C’était un sentiment horrible de découvrir des choses en elle et d’ignorer comment elles s’agençaient. C’…
« Viens, sinon ça va nous prendre la journée. »
Elle secoua la tête et se dépêcha de rattraper ses frères.
La chaumière de la sorcière comptait tellement d’extensions et d’appentis qu’on voyait mal à quoi avait ressemblé la construction originale, ou même s’il y en avait jamais eu. En été l’entouraient d’épais parterres de ce que Mémé appelait librement « les Herbes » : des plantes étranges, velues, tapies ou entortillées, à fleurs bizarres, fruits éclatants ou cosses désagréablement pansues.

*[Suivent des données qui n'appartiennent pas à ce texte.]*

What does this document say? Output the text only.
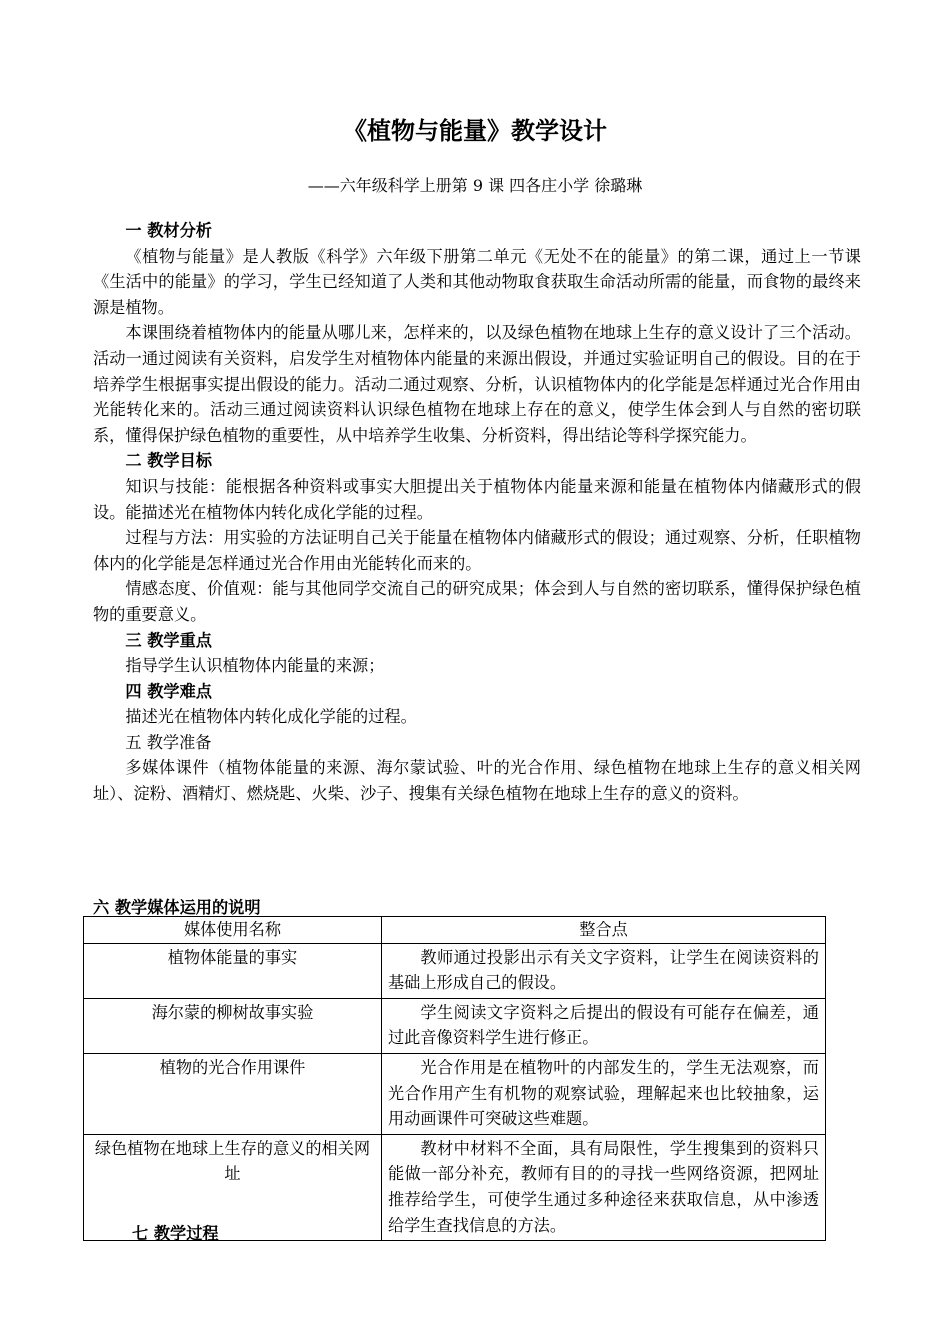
《植物与能量》教学设计
——六年级科学上册第 9 课 四各庄小学 徐璐琳
一 教材分析

《植物与能量》是人教版《科学》六年级下册第二单元《无处不在的能量》的第二课，通过上一节课《生活中的能量》的学习，学生已经知道了人类和其他动物取食获取生命活动所需的能量，而食物的最终来源是植物。

本课围绕着植物体内的能量从哪儿来，怎样来的，以及绿色植物在地球上生存的意义设计了三个活动。活动一通过阅读有关资料，启发学生对植物体内能量的来源出假设，并通过实验证明自己的假设。目的在于培养学生根据事实提出假设的能力。活动二通过观察、分析，认识植物体内的化学能是怎样通过光合作用由光能转化来的。活动三通过阅读资料认识绿色植物在地球上存在的意义，使学生体会到人与自然的密切联系，懂得保护绿色植物的重要性，从中培养学生收集、分析资料，得出结论等科学探究能力。

二 教学目标

知识与技能：能根据各种资料或事实大胆提出关于植物体内能量来源和能量在植物体内储藏形式的假设。能描述光在植物体内转化成化学能的过程。

过程与方法：用实验的方法证明自己关于能量在植物体内储藏形式的假设；通过观察、分析，任职植物体内的化学能是怎样通过光合作用由光能转化而来的。

情感态度、价值观：能与其他同学交流自己的研究成果；体会到人与自然的密切联系，懂得保护绿色植物的重要意义。

三 教学重点

指导学生认识植物体内能量的来源；

四 教学难点

描述光在植物体内转化成化学能的过程。

五 教学准备

多媒体课件（植物体能量的来源、海尔蒙试验、叶的光合作用、绿色植物在地球上生存的意义相关网址）、淀粉、酒精灯、燃烧匙、火柴、沙子、搜集有关绿色植物在地球上生存的意义的资料。

六 教学媒体运用的说明
媒体使用名称	整合点
植物体能量的事实	教师通过投影出示有关文字资料，让学生在阅读资料的基础上形成自己的假设。
海尔蒙的柳树故事实验	学生阅读文字资料之后提出的假设有可能存在偏差，通过此音像资料学生进行修正。
植物的光合作用课件	光合作用是在植物叶的内部发生的，学生无法观察，而光合作用产生有机物的观察试验，理解起来也比较抽象，运用动画课件可突破这些难题。
绿色植物在地球上生存的意义的相关网址	教材中材料不全面，具有局限性，学生搜集到的资料只能做一部分补充，教师有目的的寻找一些网络资源，把网址推荐给学生，可使学生通过多种途径来获取信息，从中渗透给学生查找信息的方法。
七 教学过程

Seule Mémé savait à quoi elles servaient, et le pigeon ramier assez affamé pour s’y attaquer ressortait généralement en rigolant tout seul et en se cognant partout (ou, parfois, ne ressortait jamais).
Maintenant, une épaisse couche de neige recouvrait les lieux. Une misérable manche à air claquait contre son mât. Mémé n’était pas d’accord pour voler, mais certaines de ses amies utilisaient encore les balais.

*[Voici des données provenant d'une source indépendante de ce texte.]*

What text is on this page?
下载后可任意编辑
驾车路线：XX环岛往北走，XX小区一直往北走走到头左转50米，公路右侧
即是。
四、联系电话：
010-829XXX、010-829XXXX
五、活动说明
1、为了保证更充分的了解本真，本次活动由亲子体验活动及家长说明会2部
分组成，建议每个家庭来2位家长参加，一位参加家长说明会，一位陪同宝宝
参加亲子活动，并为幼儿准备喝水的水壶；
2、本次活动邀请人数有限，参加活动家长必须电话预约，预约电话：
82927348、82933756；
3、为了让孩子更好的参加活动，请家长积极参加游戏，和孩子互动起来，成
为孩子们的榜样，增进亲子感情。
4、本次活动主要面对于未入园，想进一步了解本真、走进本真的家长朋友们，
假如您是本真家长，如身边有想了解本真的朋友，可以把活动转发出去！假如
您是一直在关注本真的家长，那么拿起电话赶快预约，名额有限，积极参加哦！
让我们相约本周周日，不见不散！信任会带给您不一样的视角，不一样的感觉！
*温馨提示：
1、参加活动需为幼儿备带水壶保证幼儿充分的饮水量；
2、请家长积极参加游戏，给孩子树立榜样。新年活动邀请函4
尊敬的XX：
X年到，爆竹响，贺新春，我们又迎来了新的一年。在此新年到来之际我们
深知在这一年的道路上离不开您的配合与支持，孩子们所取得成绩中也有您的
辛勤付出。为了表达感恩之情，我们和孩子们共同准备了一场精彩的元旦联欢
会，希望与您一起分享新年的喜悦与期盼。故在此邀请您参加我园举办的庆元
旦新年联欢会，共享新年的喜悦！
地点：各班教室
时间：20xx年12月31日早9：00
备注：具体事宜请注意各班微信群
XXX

« Ç’a l’air désert, dit Cern.
— Pas de fumée », dit Gulta.
Les fenêtres ressemblaient à des yeux, songea Esk, mais elle garda sa réflexion pour elle.
« C’est seulement la maison de Mémé, dit-elle. Tout est normal. »
La chaumière dégageait une impression de vide. Ils le sentaient. Les fenêtres ressemblaient vraiment à des yeux, noirs et menaçants sur le fond de neige. Et personne dans les montagnes du Bélier ne laissait mourir son feu en hiver, question de fierté.